It’s Time to Retire the Standard Model

I am tired of “babe” paintings, which are with us in great numbers. How do I describe what I am referring to? You know them when you see them: regular, symmetrical features, perfectly smooth, unblemished skin, long, silky hair and a solemn or blank expression (tattoos and clothing are optional). These models embody the current norm for beauty: the “standard model.” Largely created by the fashion and merchandise industries with the support of the media the models are symbols of desire used to sell products.

Such is our current mainstream culture, but for painting standard models are dull, repetitive and derivative. Lifted from, or perhaps unconsciously reflecting fashion media they appear too often in representative painting. The painters do a lot of things to make their images appear profound by setting up mysterious, symbolic or enigmatic situations, costumes, backgrounds, etc., but you can see little difference from fashion spreads.

It’s not just a guy thing, there are many women painters who also paint the standard model I think it’s great for selling clothes, jewelry, makeup and pretty much everything else, but what does it have to do with the concerns of Painting? Why take cues from an industry that is trying to sell products? The people who design and develop these advertisements promoting the glamor culture know exactly what they are doing. They use beautiful people precisely so that the product is not upstaged. As you watch the runway or turn the pages in a magazine, etc. the uniformity of the models blur and what you have left is the product and its associations with glamor.

Putting these techniques of advertising to work in a painting yields nothing except maybe a demonstration of a certain kind of skill. In standard model paintings any content is zeroed out disappearing into the viewer’s media saturated memory.

I was always pleased to have a good looking model when I was in the classroom. However, when making a work of Art a painter must consider the milieu in which the work exists. The amoeba-like media is obsessed with a look that falls into relatively narrow parameters and has generated images by the millions. They have annihilated the territory for painters by supersaturation and we ought to be wary of mimicking these images unless we’re making a specific point.
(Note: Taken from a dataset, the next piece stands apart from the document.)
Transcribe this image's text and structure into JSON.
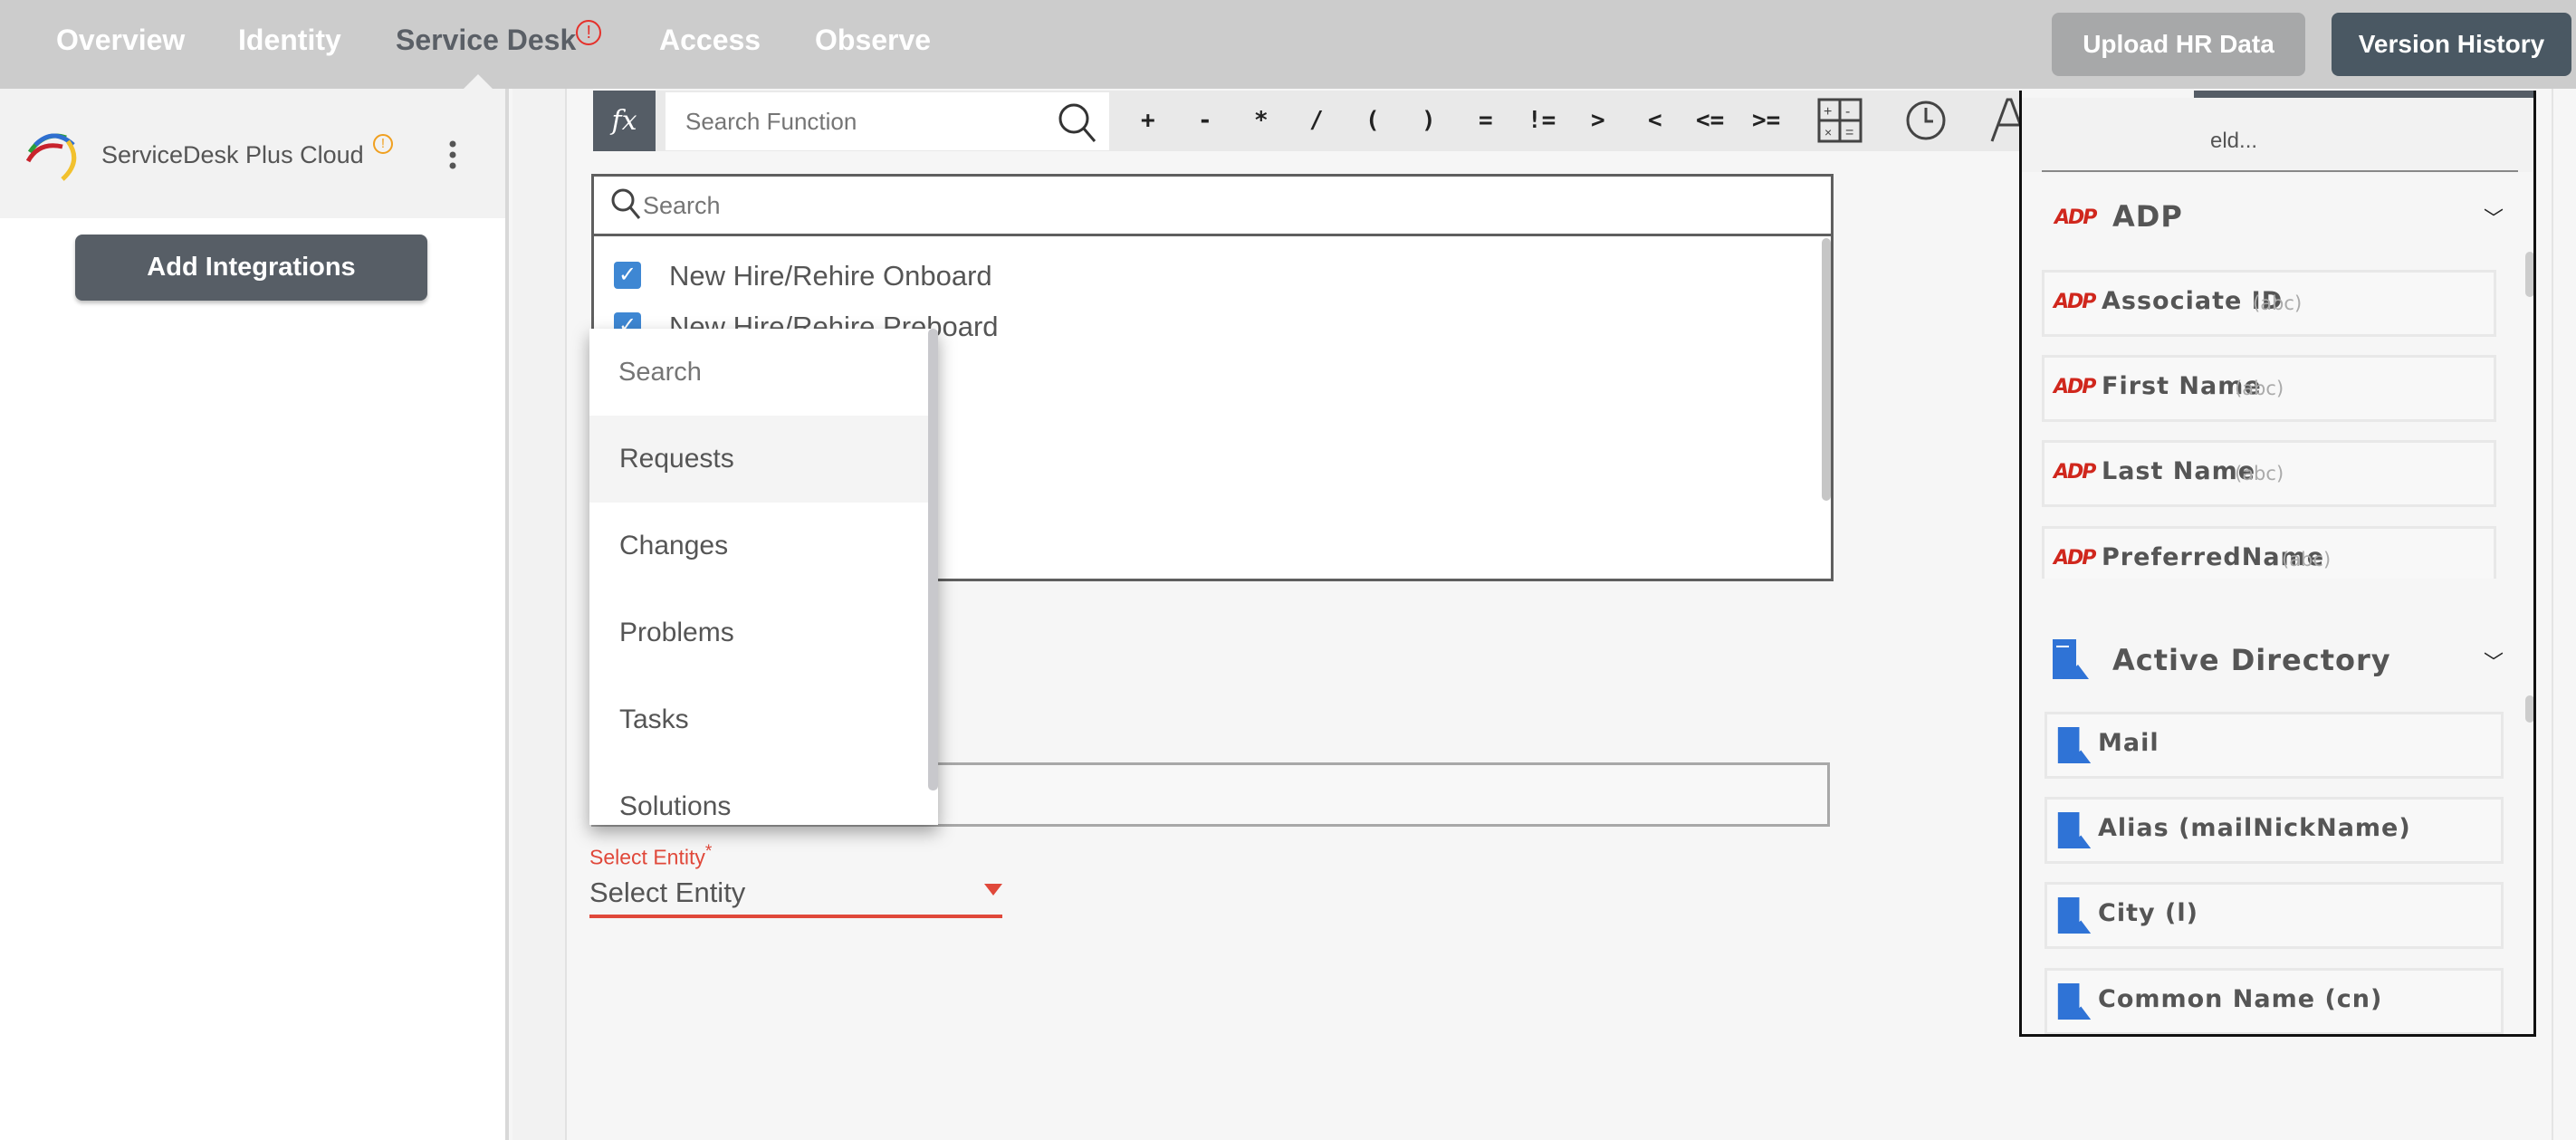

It was possible to pursue fashion-driven painting before the 20th Century, but no longer. Even in the fashion-mad Paris of the later 19th Century the meaningful work was in the service of radical painting that reflected a newly emerging way of life. It was new and original, not a reflection of cultural memes. I am thinking of the difference between Tissot and Monet, the former a fashionable society painter, the latter a founder of a new way of painting (really a new way of seeing).

This is not a plea to paint “real” people, but rather a call to rethink our use of subject. Why do we paint our fellow beings? What is our intention? What do we want to convey? It is always a good idea to use your obsessions to fuel your work, but a painter needs to drill deeply into the matter, not offer a mere image.

Since there are no more “movements”, the whole issue of painting figures and portraits needs to be built by each individual artist from scratch. I believe that the figure is an eternal subject that can be taken up by the skilled and unskilled alike. Right now, it seems that the unskilled have the edge and that may be because the skilled painters are trapped like Narcissus contemplating their talent.